Buckminster Fuller coined the phrase “energy slaves” to denote how much of our work is done by energy. This is what makes us so rich today. Add machines to that. McCormick reapers were still pulled by horses. There is the saying that BTUs do the work so you don’t have to. Of course that same goes for most tech. In the end, productivity is the only things that makes us better off materially.
I was driving up I-81 through the Shenandoah Valley. It was and is a major agricultural region. Relatively less important, as other regions have come online, than it was when McCormick lived there but still productive. In McCormick’s time, the Shenandoah Valley was a big grain producer. Today, it is more pasture.
During the Civil War, Union troops sought to destroy the productive capacity of the valley to starve the Confederacy.
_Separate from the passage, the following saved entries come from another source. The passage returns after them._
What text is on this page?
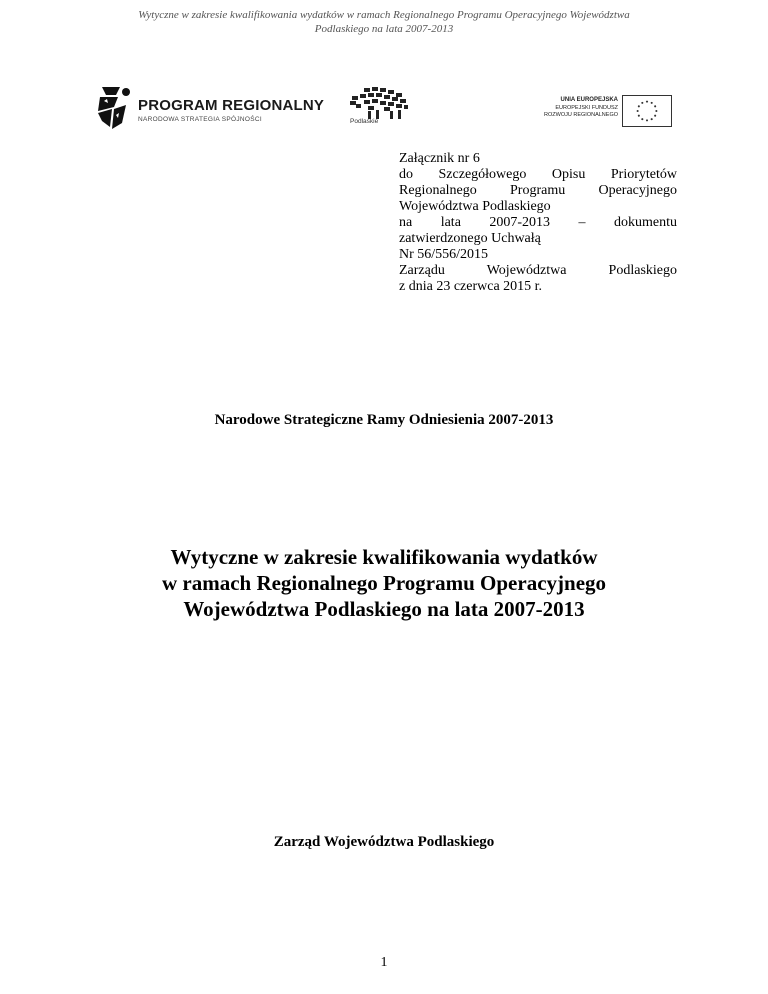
Wytyczne w zakresie kwalifikowania wydatków w ramach Regionalnego Programu Operacyjnego Województwa
Podlaskiego na lata 2007-2013
PROGRAM REGIONALNY
NARODOWA STRATEGIA SPÓJNOŚCI	Podlaskie
UNIA EUROPEJSKA
EUROPEJSKI FUNDUSZ
ROZWOJU REGIONALNEGO
Załącznik nr 6
do Szczegółowego Opisu Priorytetów
Regionalnego Programu Operacyjnego
Województwa Podlaskiego
na lata 2007-2013 – dokumentu
zatwierdzonego Uchwałą
Nr 56/556/2015
Zarządu Województwa Podlaskiego
z dnia 23 czerwca 2015 r.
Narodowe Strategiczne Ramy Odniesienia 2007-2013
Wytyczne w zakresie kwalifikowania wydatków
w ramach Regionalnego Programu Operacyjnego
Województwa Podlaskiego na lata 2007-2013
Zarząd Województwa Podlaskiego
1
General Phil Sheridan was put in charge. His troops burned barns, killed livestock and made a desert of this once verdant and productive region, such that “A carrion crow in his flight across must either carry his rations or starve.”
It is a lesson in how war becomes more and more terrible as it progresses to its conclusion. It becomes a war against people when people feed armies.
My first picture is Cyrus McCormick at Washington and Lee. Next is the less PC but more memorably monikered Thomas “Stonewall” Jackson at VMI, where he was an instructor. VMI and Washington and Lee are right next to each other, but with very different architecture, as you can see in the buildings behind the statues. Picture # 3 is Main Street in Lexington and the penultimate picture is a little restaurant where I had breakfast. People in Lexington were extraordinarily friendly and cheerful. At least a half dozen people greeted me on the street, and unlike the case sometimes around DC, they did not want anything from me. As semi-introvert sometimes lost in my thoughts, such amity is not always welcome, but I know it comes from good intentions. Last picture is from McCormick’s family farm. It is right of I-81 about 16 miles north of Lexington. Worth seeing, but maybe not worth going to see, but since it is so close …
I -81 is an unpleasant highway. Lots of truck moving at speeds that seem a little too fast, so you cannot enjoy the beauty of the Shenandoah as much as you otherwise might. There are lots of long vistas. It is very different from 95 and especially 85 that are surrounded by thick forests for large stretches.